Siz arkadaşlarınızla birlikte bir dinamik başlattınız. Bu dinamik devam edecek. Çok zaman ve çok fırsat kaybedildi. Erken veya geç, 1915’te açılan yaraların kapatılması gerekiyor. Sizin de dile getirdiğiniz üzere, Türkiye Dışişleri Bakanı Ahmet Davutoğlu’nun, geçtiğimiz Temmuz ayında bu konuda cesaretlendirici açıklamaları olmuştu ki, bu açıklamaları selamlamak gerekir.

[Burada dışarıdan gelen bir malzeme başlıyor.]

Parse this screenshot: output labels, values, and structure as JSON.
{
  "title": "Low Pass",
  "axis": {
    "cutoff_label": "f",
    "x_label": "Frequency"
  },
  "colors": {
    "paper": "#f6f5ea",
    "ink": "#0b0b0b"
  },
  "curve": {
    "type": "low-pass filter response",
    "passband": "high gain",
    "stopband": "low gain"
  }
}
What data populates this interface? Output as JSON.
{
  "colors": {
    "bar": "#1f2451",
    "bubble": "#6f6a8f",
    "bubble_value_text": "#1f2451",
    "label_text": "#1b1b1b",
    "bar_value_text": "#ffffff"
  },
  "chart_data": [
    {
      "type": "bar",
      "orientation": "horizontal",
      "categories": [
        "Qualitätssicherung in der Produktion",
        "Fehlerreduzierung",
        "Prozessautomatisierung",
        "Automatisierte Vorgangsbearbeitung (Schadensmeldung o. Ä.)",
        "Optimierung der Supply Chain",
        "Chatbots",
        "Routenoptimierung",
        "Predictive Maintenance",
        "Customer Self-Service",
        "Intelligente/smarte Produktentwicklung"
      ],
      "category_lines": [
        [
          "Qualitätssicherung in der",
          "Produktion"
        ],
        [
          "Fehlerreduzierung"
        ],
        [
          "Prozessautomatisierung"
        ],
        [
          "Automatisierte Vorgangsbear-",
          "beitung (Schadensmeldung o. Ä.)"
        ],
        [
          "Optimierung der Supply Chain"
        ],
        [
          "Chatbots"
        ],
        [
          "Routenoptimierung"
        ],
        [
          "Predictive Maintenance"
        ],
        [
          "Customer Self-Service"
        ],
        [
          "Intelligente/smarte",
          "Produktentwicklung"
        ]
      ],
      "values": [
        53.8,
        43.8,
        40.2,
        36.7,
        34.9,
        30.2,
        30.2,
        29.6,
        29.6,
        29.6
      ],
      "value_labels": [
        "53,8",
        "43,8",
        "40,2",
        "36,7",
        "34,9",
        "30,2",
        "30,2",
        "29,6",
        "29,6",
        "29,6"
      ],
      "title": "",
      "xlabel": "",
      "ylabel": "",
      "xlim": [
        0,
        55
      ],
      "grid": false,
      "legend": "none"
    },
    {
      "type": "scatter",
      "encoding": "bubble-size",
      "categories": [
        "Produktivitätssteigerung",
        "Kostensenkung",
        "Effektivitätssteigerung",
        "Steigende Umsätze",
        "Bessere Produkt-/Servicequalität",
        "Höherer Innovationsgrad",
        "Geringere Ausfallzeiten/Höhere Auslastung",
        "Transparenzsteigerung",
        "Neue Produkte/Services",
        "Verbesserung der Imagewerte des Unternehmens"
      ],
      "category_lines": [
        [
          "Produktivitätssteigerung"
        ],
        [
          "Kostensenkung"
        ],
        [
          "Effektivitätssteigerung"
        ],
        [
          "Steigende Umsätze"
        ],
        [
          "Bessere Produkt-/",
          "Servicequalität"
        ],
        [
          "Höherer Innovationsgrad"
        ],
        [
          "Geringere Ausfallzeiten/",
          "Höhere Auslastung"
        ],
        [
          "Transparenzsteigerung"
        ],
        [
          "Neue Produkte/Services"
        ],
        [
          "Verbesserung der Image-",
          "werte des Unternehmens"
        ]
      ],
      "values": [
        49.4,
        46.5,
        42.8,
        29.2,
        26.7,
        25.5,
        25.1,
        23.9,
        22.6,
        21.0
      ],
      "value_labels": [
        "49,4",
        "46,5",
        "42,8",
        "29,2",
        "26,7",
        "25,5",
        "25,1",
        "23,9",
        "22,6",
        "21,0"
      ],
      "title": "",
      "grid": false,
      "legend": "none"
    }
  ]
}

Diğer yandan, bu girişiminizi çok da pahalı ödediniz. Tehdit edildiniz ve bu son günlerde hâlâ iftiraya, hakaretlere uğruyorsunuz. Sözleriniz ve niyetleriniz dar kafalı kişilerce çarpıtılıyor. Bu sığ saldırılar sahiplerini alçalttığı gibi aynı zamanda ne yazık ki Türkiye’nin imajına da zarar veriyor.

Sevgili Ali BAYRAMOGLU,

Bir başka meziyetinizi daha dile getirmek istiyorum, ki bu aynı zamanda bizi burada biraraya getiren törenin de en doğrudan sebebi, o da frankofoni ve Fransa kültürü için yaptığınız çalışmalar ve bundan üç yıl önce gerçekleştirilen Fransa’daki Türkiye Mevsimi’nin başarısına olan katkılar.

Ali BAYRAMOGLU,

Entelektüel çalışmanız ve Türkiye ile Fransa arasındaki dostluğa katkılarınızdan ötürü Fransa Cumhuriyeti Kültür Bakanı adına sizi Edebiyat ve Sanat Şövalyesi ilan ediyoruz.